The modern HPCR fuel injector is unlike its EUI predecessor, and to understand why they are more susceptible to contamination related problems it is important to appreciate how they function during engine operation. Unlike EUI systems, which typically inject fuel once or twice per engine revolution, HPCR fuel injectors can provide up to 5 injection events per single compression stroke of the engine.
Putting this into perspective, with a large high-speed diesel engine operating at 1400 RPM, the fuel injector is capable of injecting fuel into the combustion chamber in varying quantities depending on the ECU outputs, up to 1,750 times per minute, or 29 times per second with the fuel exiting the injector tip at speeds in excess of 700 miles per hour.
Poor quality or contaminated diesel fuel contributes to more than 80% of fuel system related failures in EUI engines and an even greater amount in HPCR systems. In order to overcome the challenges of operating a reliable fuel system, a paradigm shift must be made in the way consumers view the diesel fuel and its function within the engine.
Historically, consumers of diesel fuel have generally purchased, stored, and distributed the fuel to machines, engines or marine vessels as required with little thought put into contamination control. Over the past 60 years, little has changed in the way many diesel engine owners and operators have undertaken this process. However, with the introduction of these new engines with advanced fuel injection systems, many users are experiencing a high frequency of failures, decreased availability, and increased downtime, as well as cost challenges from a technology that promised to improve operational profitability.
Along with the introduction of HPCR injection systems, we are now starting to see a parallel increase in diesel fuel related problems within many industries including Power Generation, Marine, Agriculture, and Mining.

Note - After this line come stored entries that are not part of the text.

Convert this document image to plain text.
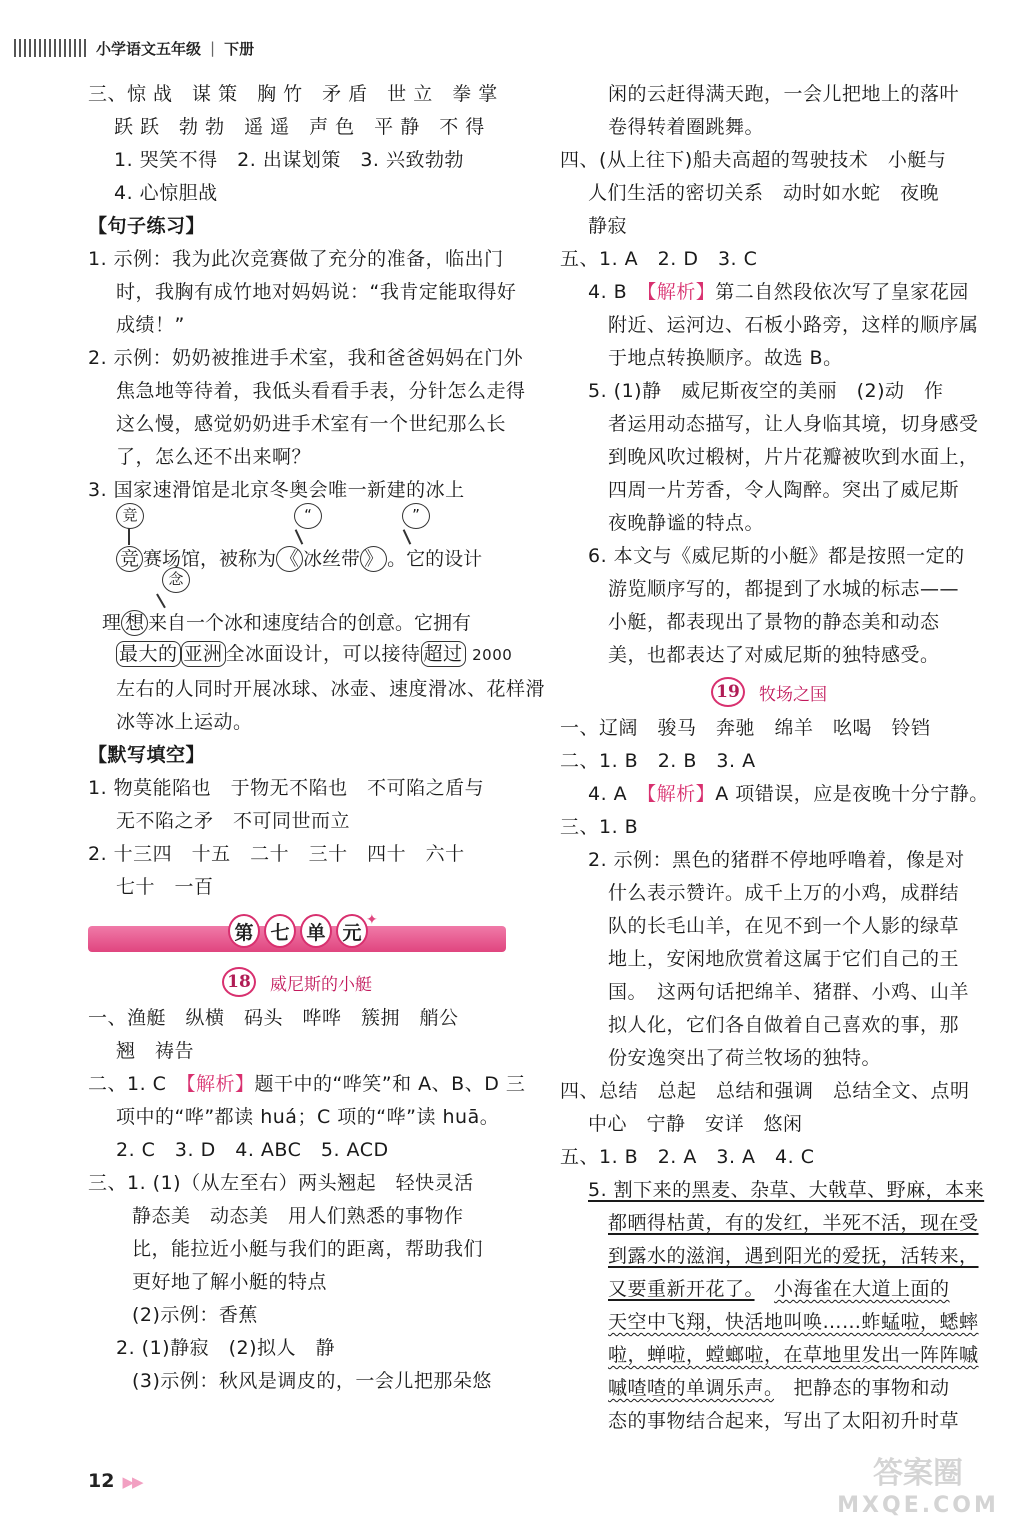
小学语文五年级 | 下册
三、惊 战　谋 策　胸 竹　矛 盾　世 立　拳 掌
跃 跃　勃 勃　遥 遥　声 色　平 静　不 得
1. 哭笑不得　2. 出谋划策　3. 兴致勃勃
4. 心惊胆战
【句子练习】
1. 示例：我为此次竞赛做了充分的准备，临出门
时，我胸有成竹地对妈妈说：“我肯定能取得好
成绩！”
2. 示例：奶奶被推进手术室，我和爸爸妈妈在门外
焦急地等待着，我低头看看手表，分针怎么走得
这么慢，感觉奶奶进手术室有一个世纪那么长
了，怎么还不出来啊？
3. 国家速滑馆是北京冬奥会唯一新建的冰上
竞
竞 赛场馆，被称为 《 冰丝带 》 。它的设计
“	”
念
理 想 来自一个冰和速度结合的创意。它拥有
最大的 亚洲 全冰面设计，可以接待 超过 2000
左右的人同时开展冰球、冰壶、速度滑冰、花样滑
冰等冰上运动。
【默写填空】
1. 物莫能陷也　于物无不陷也　不可陷之盾与
无不陷之矛　不可同世而立
2. 十三四　十五　二十　三十　四十　六十
七十　一百
第 七 单 元
✦
18	威尼斯的小艇
一、渔艇　纵横　码头　哗哗　簇拥　艄公
翘　祷告
二、1. C　【解析】题干中的“哗笑”和 A、B、D 三
项中的“哗”都读 huá；C 项的“哗”读 huā。
2. C　3. D　4. ABC　5. ACD
三、1. (1)（从左至右）两头翘起　轻快灵活
静态美　动态美　用人们熟悉的事物作
比，能拉近小艇与我们的距离，帮助我们
更好地了解小艇的特点
(2)示例：香蕉
2. (1)静寂　(2)拟人　静
(3)示例：秋风是调皮的，一会儿把那朵悠
闲的云赶得满天跑，一会儿把地上的落叶
卷得转着圈跳舞。
四、(从上往下)船夫高超的驾驶技术　小艇与
人们生活的密切关系　动时如水蛇　夜晚
静寂
五、1. A　2. D　3. C
4. B　【解析】第二自然段依次写了皇家花园
附近、运河边、石板小路旁，这样的顺序属
于地点转换顺序。故选 B。
5. (1)静　威尼斯夜空的美丽　(2)动　作
者运用动态描写，让人身临其境，切身感受
到晚风吹过椴树，片片花瓣被吹到水面上，
四周一片芳香，令人陶醉。突出了威尼斯
夜晚静谧的特点。
6. 本文与《威尼斯的小艇》都是按照一定的
游览顺序写的，都提到了水城的标志——
小艇，都表现出了景物的静态美和动态
美，也都表达了对威尼斯的独特感受。
19	牧场之国
一、辽阔　骏马　奔驰　绵羊　吆喝　铃铛
二、1. B　2. B　3. A
4. A　【解析】A 项错误，应是夜晚十分宁静。
三、1. B
2. 示例：黑色的猪群不停地呼噜着，像是对
什么表示赞许。成千上万的小鸡，成群结
队的长毛山羊，在见不到一个人影的绿草
地上，安闲地欣赏着这属于它们自己的王
国。　这两句话把绵羊、猪群、小鸡、山羊
拟人化，它们各自做着自己喜欢的事，那
份安逸突出了荷兰牧场的独特。
四、总结　总起　总结和强调　总结全文、点明
中心　宁静　安详　悠闲
五、1. B　2. A　3. A　4. C
5. 割下来的黑麦、杂草、大戟草、野麻，本来
都晒得枯黄，有的发红，半死不活，现在受
到露水的滋润，遇到阳光的爱抚，活转来，
又要重新开花了。　 小海雀在大道上面的
天空中飞翔，快活地叫唤……蚱蜢啦，蟋蟀
啦，蝉啦，螳螂啦，在草地里发出一阵阵嘁
嘁喳喳的单调乐声。　 把静态的事物和动
态的事物结合起来，写出了太阳初升时草
12 ▶▶	答案圈
MXQE.COM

The most common complaint is that the new engine (using HPCR injection systems) simply do not last as long as older engines did (EUI Injection). These issues have created a storm of confusion with fuel suppliers, fuel additive suppliers, filter manufacturers, fuel purification companies, and engine OEM’s, all who seem to have their own opinions or in some cases, magical solutions to offer. Little, however, has been done to educate the end user or provide them with real technical information in relation to the root cause of the problems. Most users are now finding that they are treating the symptoms of these failures rather than actually treating the root cause of them.
Diesel engines are used in a wide variety of applications around the world and with some, they can literally mean life or death or perhaps millions in lost revenue. Such engines are typically found in Mission Critical applications such as data collection or data back-up facilities, hospitals, and the military. With diesel fuel directly contributing to greater than 80% of fuel system failures, it is imperative that these diesel engine users dramatically alter the way in which they view and treat the diesel fuel they consume, from simply seeing it as a commodity or a necessary expense, to that of a "Critical Reliability Component" of the fuel system, the engine, and the overall asset or facility. The cost through poor management of the engine injector system is far too great.